La base de mon travail est la matière vivante, chair humaine, animale ou végétale car je cherche à accéder au vivant dans ce qu’il a d’essentiel. La matière vivante est animée, parcourue d’histoires et de mémoires. Elle est vibrante, faite de strates infinies, en perpétuel mouvement.
Chacune de ses strates est un monde qui m’apparaît au fur et à mesure que je peins et que j’aime à explorer. Pour aller au plus profond de cette matière, il me faut l’interroger dans toute sa crudité. Au-delà de l’apparence, elle est si crue et brutale qu’elle ne saurait mentir.
Dans la composition de mes tableaux, je cherche à exprimer des sensations, à dépasser la ressemblance stricte.
La peinture à l’huile enrichit cette quête. La lenteur du séchage agit comme un révélateur, quelque chose se dévoile. J’attache une grande importance à la dimension artisanale de mon métier. Monter un châssis, tendre la toile, broyer les pigments, cette approche manuelle, indispensable, est mon premier contact avec le sujet.

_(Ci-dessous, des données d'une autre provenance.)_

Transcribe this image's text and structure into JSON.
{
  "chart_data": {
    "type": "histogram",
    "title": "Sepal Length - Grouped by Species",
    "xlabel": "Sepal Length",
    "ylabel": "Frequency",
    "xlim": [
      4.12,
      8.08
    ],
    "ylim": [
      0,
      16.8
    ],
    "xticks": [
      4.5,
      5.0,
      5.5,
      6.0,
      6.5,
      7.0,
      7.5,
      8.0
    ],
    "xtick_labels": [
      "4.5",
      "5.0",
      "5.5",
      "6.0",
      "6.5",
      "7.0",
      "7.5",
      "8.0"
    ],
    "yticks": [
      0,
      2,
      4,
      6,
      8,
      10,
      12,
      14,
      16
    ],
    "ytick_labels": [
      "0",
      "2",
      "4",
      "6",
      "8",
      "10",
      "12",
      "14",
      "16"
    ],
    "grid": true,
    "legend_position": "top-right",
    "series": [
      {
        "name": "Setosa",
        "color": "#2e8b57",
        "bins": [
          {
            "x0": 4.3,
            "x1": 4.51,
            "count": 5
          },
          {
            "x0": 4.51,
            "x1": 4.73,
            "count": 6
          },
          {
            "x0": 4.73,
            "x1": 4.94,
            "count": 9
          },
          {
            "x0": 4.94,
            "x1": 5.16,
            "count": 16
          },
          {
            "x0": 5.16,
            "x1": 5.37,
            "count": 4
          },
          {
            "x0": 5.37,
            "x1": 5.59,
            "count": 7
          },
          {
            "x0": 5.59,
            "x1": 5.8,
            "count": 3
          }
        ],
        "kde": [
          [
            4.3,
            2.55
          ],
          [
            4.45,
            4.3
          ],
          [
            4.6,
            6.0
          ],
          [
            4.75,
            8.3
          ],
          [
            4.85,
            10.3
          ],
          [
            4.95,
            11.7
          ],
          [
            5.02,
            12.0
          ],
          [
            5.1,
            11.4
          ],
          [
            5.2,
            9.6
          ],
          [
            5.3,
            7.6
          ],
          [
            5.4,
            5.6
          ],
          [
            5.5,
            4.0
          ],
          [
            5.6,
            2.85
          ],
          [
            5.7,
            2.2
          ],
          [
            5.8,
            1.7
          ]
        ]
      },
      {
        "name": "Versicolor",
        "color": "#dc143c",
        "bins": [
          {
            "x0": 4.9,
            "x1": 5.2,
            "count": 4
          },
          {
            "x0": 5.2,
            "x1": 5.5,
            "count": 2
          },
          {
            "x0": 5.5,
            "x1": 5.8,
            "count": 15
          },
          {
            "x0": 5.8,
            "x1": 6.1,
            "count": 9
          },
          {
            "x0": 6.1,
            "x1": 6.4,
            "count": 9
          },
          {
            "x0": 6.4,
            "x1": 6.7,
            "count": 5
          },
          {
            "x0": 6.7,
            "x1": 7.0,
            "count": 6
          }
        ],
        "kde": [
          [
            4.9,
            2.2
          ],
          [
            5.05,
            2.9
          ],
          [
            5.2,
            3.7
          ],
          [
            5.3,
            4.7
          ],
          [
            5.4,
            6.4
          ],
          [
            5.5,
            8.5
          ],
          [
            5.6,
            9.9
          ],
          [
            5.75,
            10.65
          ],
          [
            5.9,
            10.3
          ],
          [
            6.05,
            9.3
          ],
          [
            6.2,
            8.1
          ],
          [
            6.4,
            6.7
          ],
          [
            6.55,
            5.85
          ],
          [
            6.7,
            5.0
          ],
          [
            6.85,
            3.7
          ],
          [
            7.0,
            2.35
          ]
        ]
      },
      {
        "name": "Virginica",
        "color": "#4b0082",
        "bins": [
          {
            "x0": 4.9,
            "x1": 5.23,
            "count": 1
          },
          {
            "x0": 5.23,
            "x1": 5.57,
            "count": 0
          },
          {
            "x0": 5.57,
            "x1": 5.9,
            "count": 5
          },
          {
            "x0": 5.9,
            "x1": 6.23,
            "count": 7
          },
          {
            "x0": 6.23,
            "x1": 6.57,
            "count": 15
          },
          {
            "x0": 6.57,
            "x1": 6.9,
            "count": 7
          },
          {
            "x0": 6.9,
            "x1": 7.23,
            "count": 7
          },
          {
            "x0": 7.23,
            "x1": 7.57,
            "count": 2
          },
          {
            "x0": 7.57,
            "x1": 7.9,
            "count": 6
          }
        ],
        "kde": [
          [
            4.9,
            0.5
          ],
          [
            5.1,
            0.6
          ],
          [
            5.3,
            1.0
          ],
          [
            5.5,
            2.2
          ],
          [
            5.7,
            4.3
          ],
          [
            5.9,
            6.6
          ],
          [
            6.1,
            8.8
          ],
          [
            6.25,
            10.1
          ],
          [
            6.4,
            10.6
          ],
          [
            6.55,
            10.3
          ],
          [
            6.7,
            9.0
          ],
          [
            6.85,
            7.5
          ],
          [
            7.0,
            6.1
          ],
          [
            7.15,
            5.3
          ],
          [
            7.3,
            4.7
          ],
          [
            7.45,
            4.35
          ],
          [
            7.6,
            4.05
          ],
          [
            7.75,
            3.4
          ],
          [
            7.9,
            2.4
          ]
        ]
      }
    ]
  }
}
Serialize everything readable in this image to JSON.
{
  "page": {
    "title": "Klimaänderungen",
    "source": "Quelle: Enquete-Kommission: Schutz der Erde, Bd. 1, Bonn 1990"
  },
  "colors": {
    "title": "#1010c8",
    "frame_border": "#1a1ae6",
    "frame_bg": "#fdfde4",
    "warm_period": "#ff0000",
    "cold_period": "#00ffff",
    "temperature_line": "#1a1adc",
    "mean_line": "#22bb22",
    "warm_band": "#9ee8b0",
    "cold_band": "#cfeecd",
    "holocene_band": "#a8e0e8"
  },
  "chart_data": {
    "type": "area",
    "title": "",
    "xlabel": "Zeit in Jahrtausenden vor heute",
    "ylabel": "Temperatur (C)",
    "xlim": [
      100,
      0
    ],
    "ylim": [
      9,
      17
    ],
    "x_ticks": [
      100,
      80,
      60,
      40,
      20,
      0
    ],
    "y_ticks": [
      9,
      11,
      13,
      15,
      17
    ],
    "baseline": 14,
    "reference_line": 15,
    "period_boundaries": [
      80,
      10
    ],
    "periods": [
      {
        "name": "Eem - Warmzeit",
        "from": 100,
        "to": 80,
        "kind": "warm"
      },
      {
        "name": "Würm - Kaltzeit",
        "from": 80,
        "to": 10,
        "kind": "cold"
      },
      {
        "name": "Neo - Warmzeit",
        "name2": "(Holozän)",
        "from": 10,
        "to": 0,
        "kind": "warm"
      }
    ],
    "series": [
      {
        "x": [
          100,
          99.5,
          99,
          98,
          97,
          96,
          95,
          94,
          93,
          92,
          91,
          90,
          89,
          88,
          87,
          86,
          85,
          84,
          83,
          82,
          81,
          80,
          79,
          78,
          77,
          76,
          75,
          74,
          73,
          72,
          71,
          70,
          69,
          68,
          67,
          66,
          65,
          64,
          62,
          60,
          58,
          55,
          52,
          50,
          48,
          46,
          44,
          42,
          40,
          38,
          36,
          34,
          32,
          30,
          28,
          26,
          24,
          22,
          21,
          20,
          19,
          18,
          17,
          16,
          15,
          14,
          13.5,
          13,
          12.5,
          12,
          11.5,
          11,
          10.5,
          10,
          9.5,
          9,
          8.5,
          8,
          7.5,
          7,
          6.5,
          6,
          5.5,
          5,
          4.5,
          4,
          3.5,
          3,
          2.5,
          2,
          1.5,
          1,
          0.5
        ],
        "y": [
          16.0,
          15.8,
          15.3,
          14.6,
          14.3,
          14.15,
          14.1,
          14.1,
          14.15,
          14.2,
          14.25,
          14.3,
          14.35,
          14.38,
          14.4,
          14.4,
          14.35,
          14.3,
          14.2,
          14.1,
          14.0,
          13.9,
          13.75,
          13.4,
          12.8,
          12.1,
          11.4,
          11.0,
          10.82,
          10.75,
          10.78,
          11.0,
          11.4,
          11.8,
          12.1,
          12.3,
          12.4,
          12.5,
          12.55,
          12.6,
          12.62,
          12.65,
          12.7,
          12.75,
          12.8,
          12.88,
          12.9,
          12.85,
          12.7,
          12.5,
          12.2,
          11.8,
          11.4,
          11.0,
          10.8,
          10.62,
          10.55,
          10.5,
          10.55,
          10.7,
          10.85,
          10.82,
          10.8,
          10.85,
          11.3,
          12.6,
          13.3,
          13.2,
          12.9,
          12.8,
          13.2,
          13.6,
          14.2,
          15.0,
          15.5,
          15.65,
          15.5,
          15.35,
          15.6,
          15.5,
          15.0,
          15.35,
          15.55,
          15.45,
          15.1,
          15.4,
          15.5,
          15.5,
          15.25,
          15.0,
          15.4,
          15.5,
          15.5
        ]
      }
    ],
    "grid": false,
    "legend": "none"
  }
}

« L’intensité de la chair » de Maxime Broch, 2017

De ses origines argentines et de ses voyages en Inde, Sonia Lagier retient les couleurs. L’intensité chromatique de ses compositions est peu à peu devenue indispensable à leur réalisation. Chaque toile se lit à travers les nuances de coloris, dans ce qu’elles ont de plus noble et de plus terrible. Le rouge est omniprésent dans son travail, associé au moindre corps, au moindre objet. Il ne s’agit pas d’un vermillon violent et brut, mais d’un grenat puissant venu dévoiler la sensualité de la chair, parfois sanglante. Appliquée sur la toile, l’épaisse matière colorée rehausse les formes, illumine la toile et agit comme révélateur d’une peinture incarnée, liée aux pulsions humaines les plus sauvages.

Sonia Lagier admire les maîtres classiques et emprunte à la peinture moderne. Sa série Carne ravive l’extrême contemporanéité des carcasses bovines sublimées par le dessin de Rembrandt et la palette de Chaïm Soutine. Lors d’un voyage en Argentine, l’artiste photographie l’activité quotidienne des abattoirs du pays. De retour à Paris et débarrassée du filtre de l’objectif, elle exhibe une chair à vif, peinte dans l’intensité du moment. N’est-ce pas là un écorché de ses propres désirs, de ses envies et de ses peurs dans toute leur corporalité ? Pour Lagorda, elle pose sur la toile des corps de femmes dénudées dont les lignes corporelles oscillent entre un dessin rigoureux et une sensualité proche de l’expression d’un corps dansant. Dans ses travaux en série, la première toile est toujours la plus figurative. Le modèle est capté dans le moment, dans ce que l’instant a de plus vivant. Peu à peu, le trait s’efface et glisse vers l’abstraction la plus complète. Le pinceau déconstruit le réel et incite l’esprit à dépasser l’apparence figurative pour se concentrer sur les formes intensément colorées et défragmentées. Confronté à l’intensité des couleurs, le spectateur s’interroge simultanément sur son existence, ses pulsions, la sensualité de sa propre chair. Ses préoccupations, à la fois narcissiques et conjuratoires aboutissent à une seule et même question : d’où me vient ce désir ardent ?

Catalogue d’exposition, texte de Sandrine Pugliesi, Galerie de l’Europe, 2010

Sonia a grandi entre la France et l’Argentine.
Pour autant, elle ne quitte pas ce pays d’origine, ni la peinture, ni les pinceaux.
C’est à travers ses toiles que nous revient l’intention du cadrage.
Le hors-norme imprime-t-il davantage la mémoire ?
Comment l’œil se laisse-t-il impressionner par le gros et le gras ?
L’épaisseur de la chair des « Gordas » révèle-t-elle l’importance qu’elle représente à notre esprit ?
Existe-t-il un rapport entre la place que l’on occupe physiquement et ce qui nous occupe mentalement ?
Quoi qu’il en soit et pour rappel, l’Argentine représente quelque 2 780 000 km²… cinq fois la France!